# Fermions in Euclidean vs Lorentzian Signature

We know that in Lorentzian signature, fermions are representations of $$$$Spin(3,1)\cong SL(2,\mathbb{C})\cong SU(2)\times SU(2)^*$$$$ where crucially left/right handed fermions are exchanged under complex conjugation. This is what one means by the $$SU(2)^*$$ above. From an operational perspective, we write undotted and dotted indices, $$\psi^\alpha$$ and $$\bar{\chi}_{\dot{\alpha}}$$ to keep track of the left/right handed Weyl spinors. The statement that left/right handed spinors are related by conjugation is then captured by $$(\psi_\alpha)^\dagger=\bar{\psi}_{\dot{\alpha}}$$. An important consequence here is that one can’t write a $$U(1)$$ invariant mass term such as $$\psi \bar{\psi}$$.

Now if we move to Euclidean signature, fermions transform under $$$$Spin(4)\cong SU(2)\times SU(2)$$$$ and this time we have two independent copies of $$SU(2)$$. This means that left/right handed spinors now do not transform into each other under conjugation.
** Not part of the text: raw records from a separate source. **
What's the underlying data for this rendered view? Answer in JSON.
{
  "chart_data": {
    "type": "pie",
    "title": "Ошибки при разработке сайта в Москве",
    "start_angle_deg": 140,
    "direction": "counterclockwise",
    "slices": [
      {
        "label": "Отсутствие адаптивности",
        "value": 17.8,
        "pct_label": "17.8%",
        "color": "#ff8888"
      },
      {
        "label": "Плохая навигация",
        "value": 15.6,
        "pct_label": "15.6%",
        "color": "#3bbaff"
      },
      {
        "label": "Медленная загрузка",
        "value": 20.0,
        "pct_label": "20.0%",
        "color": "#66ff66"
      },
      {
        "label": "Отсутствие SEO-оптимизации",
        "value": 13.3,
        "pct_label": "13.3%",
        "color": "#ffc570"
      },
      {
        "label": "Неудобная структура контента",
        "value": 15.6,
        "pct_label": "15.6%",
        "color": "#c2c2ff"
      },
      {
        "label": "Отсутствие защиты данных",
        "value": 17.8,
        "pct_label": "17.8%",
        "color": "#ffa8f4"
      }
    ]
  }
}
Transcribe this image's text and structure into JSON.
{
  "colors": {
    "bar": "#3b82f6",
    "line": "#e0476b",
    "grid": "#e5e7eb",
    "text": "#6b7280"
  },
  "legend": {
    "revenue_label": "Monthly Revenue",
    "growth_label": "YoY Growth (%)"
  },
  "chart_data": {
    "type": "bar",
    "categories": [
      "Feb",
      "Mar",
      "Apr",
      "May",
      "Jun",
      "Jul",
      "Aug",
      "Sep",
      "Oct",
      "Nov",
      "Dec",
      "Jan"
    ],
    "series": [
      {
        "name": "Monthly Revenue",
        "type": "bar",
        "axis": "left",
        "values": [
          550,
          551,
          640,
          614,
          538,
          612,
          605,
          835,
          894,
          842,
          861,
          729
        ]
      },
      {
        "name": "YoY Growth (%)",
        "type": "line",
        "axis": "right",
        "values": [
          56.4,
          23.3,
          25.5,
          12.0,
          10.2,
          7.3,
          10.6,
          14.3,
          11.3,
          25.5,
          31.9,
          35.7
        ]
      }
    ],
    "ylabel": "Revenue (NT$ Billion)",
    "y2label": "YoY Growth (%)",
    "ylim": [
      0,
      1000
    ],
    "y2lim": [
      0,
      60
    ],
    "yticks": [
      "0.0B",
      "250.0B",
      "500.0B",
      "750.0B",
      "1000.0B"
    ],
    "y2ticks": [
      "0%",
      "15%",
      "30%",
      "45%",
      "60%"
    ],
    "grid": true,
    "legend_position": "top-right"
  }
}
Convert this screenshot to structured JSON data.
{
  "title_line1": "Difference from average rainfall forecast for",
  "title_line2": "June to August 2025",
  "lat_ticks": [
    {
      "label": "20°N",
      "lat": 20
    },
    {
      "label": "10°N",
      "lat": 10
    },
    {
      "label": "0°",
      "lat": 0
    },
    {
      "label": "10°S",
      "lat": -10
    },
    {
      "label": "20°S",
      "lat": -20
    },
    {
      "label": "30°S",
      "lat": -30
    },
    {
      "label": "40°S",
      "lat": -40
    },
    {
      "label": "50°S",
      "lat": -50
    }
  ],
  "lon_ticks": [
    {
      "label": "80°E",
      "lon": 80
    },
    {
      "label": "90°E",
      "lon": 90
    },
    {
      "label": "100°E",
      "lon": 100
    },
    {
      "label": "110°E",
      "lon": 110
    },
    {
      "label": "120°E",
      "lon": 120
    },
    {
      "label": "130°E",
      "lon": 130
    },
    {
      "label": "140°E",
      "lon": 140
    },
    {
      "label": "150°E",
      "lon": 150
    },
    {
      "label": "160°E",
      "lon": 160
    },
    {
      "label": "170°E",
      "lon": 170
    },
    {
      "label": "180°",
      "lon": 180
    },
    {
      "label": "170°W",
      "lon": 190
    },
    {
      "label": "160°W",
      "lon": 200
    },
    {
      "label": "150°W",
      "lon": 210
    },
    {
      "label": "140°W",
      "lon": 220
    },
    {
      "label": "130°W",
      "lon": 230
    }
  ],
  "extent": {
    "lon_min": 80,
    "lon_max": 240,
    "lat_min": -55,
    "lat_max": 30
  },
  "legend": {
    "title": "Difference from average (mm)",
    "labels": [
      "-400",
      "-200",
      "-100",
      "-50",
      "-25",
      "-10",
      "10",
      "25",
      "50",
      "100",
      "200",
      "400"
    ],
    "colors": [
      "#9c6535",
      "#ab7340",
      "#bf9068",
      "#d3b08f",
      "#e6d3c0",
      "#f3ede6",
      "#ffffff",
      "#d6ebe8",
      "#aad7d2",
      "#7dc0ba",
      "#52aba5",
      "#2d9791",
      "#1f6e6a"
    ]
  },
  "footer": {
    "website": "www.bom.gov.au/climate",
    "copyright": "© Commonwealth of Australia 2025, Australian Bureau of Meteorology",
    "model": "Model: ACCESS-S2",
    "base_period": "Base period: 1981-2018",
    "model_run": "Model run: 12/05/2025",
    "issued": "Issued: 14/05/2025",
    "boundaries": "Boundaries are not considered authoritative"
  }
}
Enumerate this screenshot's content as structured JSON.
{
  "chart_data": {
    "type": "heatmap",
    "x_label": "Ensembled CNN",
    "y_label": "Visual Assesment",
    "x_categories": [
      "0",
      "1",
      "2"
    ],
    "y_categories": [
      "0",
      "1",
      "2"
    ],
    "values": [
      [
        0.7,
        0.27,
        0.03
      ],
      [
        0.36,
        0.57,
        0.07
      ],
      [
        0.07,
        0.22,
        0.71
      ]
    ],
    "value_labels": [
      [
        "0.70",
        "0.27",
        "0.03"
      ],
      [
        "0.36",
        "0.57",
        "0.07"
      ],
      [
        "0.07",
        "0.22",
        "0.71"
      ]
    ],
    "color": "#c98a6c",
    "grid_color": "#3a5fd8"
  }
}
This leads me to the following two questions:

1. Why can I not write a $$U(1)$$ invariant mass term $$\psi \psi^\dagger$$ in Euclidean signature? This to me seems fine as it is just the contraction of a fundamental/anti-fundamental $$SU(2)$$ index?

2. How does this conjugation difference between the two signatures get resolved under Wick rotation? Are there any issues with degrees of freedom on the two sides?